Im dritten Viertel hatten die GEQUOS ihre beste Phase: Fokussiert in der Defensive und konsequent im Angriff. Durch einen Dreier von Rüeck und Korbleger von Prasovic und Bubalo bauten sie ihren Vorsprung binnen zweieinhalb Minuten auf 15 Punkte aus. Nach einem kurzen Zwischenspurt der Gastgeber läutete ein Distanzwurf von Prasovic die vorentscheidenden Minuten ein. Am eigenen Korb ließen die GEQUOS nun nichts mehr zu – Langen erzielte bis Viertelende lediglich einen Punkt von der Freiwurflinie. Auf der anderen Seiten suchten und fanden die Karlsruher erfolgreich den freien Mann: Peter Voß erhöhte mit einem Dreipunktspiel auf 53:38, Ristau legte einen Dreier nach. Vrsaljkos Korbleger besorgte die erste 20-Punkte-Führung der Karlsruher in der Partie. Mit einem Freiwurf zum 61:39 setzte Niels Liebchen den Schlusspunkt unter das Viertel.

Im letzten Abschnitt knüpften die Karlsruher zunächst an die gute Leistung an und verteidigten intensiv und erfolgreich. Knapp sieben Minuten vor Schluss brachte Liebchens Freiwurf zum 65:42 die höchste Führung der Partie.

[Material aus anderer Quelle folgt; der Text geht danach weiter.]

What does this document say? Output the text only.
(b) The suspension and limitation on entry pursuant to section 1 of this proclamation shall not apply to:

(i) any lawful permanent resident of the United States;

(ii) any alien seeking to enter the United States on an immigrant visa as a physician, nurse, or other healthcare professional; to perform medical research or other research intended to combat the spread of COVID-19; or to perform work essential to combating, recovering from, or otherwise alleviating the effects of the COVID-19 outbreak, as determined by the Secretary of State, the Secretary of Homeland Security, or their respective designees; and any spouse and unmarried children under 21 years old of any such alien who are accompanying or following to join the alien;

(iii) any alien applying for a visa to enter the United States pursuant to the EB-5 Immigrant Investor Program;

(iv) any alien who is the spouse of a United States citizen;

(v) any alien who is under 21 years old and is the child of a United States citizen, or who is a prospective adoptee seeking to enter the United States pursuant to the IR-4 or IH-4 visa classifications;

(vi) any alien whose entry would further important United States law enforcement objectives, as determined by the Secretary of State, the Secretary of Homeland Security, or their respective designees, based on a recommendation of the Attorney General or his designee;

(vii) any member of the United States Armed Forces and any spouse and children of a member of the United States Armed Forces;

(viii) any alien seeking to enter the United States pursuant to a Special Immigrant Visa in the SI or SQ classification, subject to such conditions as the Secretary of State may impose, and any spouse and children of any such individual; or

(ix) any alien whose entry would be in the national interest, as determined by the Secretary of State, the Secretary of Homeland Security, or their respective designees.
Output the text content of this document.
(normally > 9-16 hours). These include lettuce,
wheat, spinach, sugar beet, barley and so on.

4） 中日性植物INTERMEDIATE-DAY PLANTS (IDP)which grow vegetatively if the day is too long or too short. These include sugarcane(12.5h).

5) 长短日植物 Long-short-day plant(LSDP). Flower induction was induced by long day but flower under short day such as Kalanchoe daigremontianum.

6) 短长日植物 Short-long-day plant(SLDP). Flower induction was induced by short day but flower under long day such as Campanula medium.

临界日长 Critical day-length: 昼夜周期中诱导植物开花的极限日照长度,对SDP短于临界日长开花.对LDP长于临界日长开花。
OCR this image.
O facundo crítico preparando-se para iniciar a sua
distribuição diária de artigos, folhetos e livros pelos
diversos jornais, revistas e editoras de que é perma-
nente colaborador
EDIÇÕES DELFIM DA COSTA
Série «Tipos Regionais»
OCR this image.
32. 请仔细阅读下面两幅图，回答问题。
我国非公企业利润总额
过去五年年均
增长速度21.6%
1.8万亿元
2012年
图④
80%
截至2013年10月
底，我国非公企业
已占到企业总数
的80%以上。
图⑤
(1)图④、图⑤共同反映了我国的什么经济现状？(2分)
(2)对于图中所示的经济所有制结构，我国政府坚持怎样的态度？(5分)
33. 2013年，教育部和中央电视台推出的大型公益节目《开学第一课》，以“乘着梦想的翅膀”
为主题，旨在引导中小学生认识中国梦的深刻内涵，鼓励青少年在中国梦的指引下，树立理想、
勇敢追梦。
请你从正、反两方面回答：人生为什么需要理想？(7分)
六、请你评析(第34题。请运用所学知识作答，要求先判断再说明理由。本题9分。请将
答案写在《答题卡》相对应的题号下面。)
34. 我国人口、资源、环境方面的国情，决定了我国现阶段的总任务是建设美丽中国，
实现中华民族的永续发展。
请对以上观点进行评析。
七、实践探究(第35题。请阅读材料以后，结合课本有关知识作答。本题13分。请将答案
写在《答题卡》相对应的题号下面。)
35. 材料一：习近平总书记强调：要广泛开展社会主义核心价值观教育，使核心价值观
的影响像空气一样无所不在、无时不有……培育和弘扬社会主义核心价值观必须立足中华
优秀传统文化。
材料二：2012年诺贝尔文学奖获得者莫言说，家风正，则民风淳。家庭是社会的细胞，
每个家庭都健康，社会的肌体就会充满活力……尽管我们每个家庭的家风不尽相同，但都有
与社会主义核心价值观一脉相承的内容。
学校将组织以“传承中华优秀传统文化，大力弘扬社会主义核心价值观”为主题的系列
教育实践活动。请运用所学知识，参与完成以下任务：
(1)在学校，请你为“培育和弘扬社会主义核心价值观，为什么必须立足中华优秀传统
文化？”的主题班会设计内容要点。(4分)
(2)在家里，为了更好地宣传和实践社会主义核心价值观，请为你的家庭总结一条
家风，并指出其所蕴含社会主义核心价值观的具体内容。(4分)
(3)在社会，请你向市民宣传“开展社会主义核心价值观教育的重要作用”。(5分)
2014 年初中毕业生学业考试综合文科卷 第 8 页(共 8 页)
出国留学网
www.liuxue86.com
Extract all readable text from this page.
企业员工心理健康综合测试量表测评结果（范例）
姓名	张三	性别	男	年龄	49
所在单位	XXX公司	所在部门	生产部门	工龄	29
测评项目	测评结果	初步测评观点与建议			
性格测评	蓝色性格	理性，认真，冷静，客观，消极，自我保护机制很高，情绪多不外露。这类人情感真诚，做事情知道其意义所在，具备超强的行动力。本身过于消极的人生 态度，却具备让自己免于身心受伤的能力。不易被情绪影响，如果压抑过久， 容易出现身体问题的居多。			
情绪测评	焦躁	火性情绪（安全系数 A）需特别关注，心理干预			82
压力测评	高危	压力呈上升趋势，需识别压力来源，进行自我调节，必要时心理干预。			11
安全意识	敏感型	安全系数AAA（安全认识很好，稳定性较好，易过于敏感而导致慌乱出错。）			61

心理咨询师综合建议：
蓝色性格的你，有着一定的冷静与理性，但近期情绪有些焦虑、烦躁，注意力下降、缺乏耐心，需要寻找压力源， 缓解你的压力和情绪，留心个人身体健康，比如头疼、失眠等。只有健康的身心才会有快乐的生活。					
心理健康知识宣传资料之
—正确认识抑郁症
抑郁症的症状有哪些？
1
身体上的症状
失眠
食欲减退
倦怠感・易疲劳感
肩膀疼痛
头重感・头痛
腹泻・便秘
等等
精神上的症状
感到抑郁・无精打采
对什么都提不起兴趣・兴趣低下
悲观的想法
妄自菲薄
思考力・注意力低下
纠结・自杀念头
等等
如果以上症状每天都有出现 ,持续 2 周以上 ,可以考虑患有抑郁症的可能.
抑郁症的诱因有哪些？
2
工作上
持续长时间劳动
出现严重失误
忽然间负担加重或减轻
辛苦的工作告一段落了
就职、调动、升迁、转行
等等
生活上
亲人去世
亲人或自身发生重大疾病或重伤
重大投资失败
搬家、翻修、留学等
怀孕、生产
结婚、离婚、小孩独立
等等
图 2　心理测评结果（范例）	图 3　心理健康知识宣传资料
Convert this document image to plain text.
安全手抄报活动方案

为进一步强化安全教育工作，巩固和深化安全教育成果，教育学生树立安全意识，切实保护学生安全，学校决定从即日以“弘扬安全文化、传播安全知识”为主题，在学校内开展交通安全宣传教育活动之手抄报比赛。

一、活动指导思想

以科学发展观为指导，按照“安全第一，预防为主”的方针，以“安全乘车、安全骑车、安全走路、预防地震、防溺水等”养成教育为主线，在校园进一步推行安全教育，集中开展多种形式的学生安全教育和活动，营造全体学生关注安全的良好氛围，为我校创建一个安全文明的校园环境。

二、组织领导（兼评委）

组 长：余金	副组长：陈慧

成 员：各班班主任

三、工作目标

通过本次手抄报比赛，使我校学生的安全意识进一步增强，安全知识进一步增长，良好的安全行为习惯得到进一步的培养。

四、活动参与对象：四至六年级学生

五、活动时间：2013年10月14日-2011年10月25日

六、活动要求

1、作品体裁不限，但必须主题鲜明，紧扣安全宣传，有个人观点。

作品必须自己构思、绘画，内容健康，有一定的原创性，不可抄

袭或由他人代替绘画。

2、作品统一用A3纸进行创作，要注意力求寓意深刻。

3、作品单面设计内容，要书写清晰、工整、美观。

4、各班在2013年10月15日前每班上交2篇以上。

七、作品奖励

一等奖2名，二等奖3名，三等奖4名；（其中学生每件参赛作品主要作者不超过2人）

Doch irgendwann zwischen der 34. 36. Minute riss der Faden bei den GEQUOS. Aus einem sicheren 69:48 wurde binnen 100 Sekunden ein 69:58. Erst ein Dreier von Ristau beendete den Zehn-Punkte-Lauf der Hausherren, der für eine einigermaßen spannende Schlussphase gesorgt hatte. Doch die Gäste fanden nun in der Offensive ihren Tritt wieder und behielten in den letzten Minuten die Nerven von der Freiwurflinie – so konnte Langen den Rückstand zwischenzeitlich nur noch auf acht Punkte einschmelzen. Am Ende setzten sich die GEQUOS mit 81:70 durch.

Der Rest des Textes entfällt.